Колосов кивнул. Он внимательно наблюдал за лаборантом.
– Это какая обезьяна? Флора? – спросил он после паузы.
– Нет, нет. Флора – чудовище, она аномальна. Это совсем не то. Знаете, роды у антропоидов проходят почти так же, как у нас… у них.
– У кого?
– У женщин! И ребенок так же появляется.
– Зверенок.
– Ну да. И воды так же отходят и послед… Нам вот говорят о «свете в конце тоннеля», слышали, наверное?
Никита снова кивнул.
– И ассоциируют всегда со смертью. Но это не так. Я знаю. – Суворов крепко стиснул спинку лавочки. – Это же так ясно: тут совершенно иная ассоциация должна быть.
– Какая же, если не секрет?
– Наше рождение! Вот какая. Таким образом мы его вспоминаем: тоннель, понимаете? Длинный, душный, и мы делаем усилие, чтобы выбраться из него. А вокруг – тьма, кромешная, древняя. Мы стремимся вырваться из нее, мы очень этого хотим, очень… А потом… наша мать раздвигает ноги вот так, – он вдруг выбросил вперед руку, точно в фашистском приветствии, растопырив пальцы. – И – свет! Свет, бьющий нам прямо в глаза. Мы делаем вдох, и свет становится частью нас самих. Мы приходим в мир.
На бледном лице Суворова выступили капельки пота. Он смотрел мимо Никиты, словно не видя его, и говорил, говорил:
– Рождение – это таинство, мать – это тайна. Великая тайна природы. И чем чаще происходит это таинство: зачатие, созревание, рождение, тем… прекраснее и царственнее женщина. У Клеопатры знаете сколько было детей? Четырнадцать. У Гекубы – более тридцати. У моей прабабки было тринадцать человек детей! Вот это были женщины! Да что тринадцать. Пусть одно рождение, один ребенок, но это сразу преображает, украшает ее, делает таинственным недосягаемым существом, к которому хочется прикоснуться, которое хочется понять. – Он умолк и часто дышал, словно пробежал марафон.
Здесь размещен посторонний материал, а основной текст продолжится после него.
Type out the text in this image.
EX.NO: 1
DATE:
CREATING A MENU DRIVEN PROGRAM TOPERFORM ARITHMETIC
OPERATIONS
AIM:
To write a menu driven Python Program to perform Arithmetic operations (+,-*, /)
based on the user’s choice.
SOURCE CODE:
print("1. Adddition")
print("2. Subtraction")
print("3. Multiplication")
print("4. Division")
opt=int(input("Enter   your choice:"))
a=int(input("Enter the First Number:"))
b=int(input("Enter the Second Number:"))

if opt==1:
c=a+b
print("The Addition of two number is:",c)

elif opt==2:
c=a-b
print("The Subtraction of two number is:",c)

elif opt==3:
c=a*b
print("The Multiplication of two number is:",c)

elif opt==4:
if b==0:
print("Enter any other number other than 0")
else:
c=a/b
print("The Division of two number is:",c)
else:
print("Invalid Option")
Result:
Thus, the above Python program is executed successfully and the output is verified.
– Вы правы, – согласился Никита. – Совершенно. Во всем. Они действительно должны рожать и не все этого хотят. Вот у Зои Петровны ведь нет детей?
– Нет! И она даже слышать об этом не хочет, сколько я ей ни говорил.
– А у Калязиной осталась дочь, кажется?
– Да, да! У Серафимы Петровны был ребенок. Она прошла через это, она рожала. Я часто спрашивал ее об этом.
– О чем?
– Ну, что она ощущала, что чувствовала, когда была беременной, когда носила новую жизнь. Мне так хотелось знать!
– А
– Это невозможно… Вернее, возможно, но противоестественно. Гадко. Я… я не хочу об этом говорить, не надо. – Лаборант отвернулся. Пальцы его беспокойно ощупывали халат, сжимались, разжимались. – Нет-нет, надо родиться женщиной-матерью. Никакие операции тут не помогут. Дар материнства нельзя воровать у природы.
– Я согласен с вами, Женя, – поддакнул Колосов. – И что же, Калязина рассказывала вам о своих ощущениях?
– Поначалу да, потом… Баба Сима не понимала, как это важно для меня – знать.
– Значит, она с вами не делилась?
– Н-нет.
– А вам этого очень хотелось. Вы настаивали.
– Я не умею настаивать.
– Ну, это же так просто. Мужик должен иногда гаркнуть, стукнуть кулаком по столу.
– Нет, не думаю. Это грубо.
– Женя, а вот скажите мне, пожалуйста… я уже спрашивал, да что-то подзабыл… В тот день, когда умерла Калязина, вы вроде бы с какой-то аппаратурой работали?
– Я каждый день с ней работаю.
– Очень сложно?
– Ну, взглянуть на табло, записать показания.
– А, ну и дурак справится. Вернее, хочу сказать – легко. А с кем вы это делали?
– Один.
– Часиков этак в половине девятого начали, сидели один, да?
– Я же говорил вам, – лаборант не мигая смотрел на Колосова. – С утра я был в аппаратной, потом пришел участковый, сообщил про Калязину, и я…
– Ну понятно – не до работы стало. Ладно, Евгений, спасибо. – Никита поднялся.
– А о чем вы хотели со мной говорить?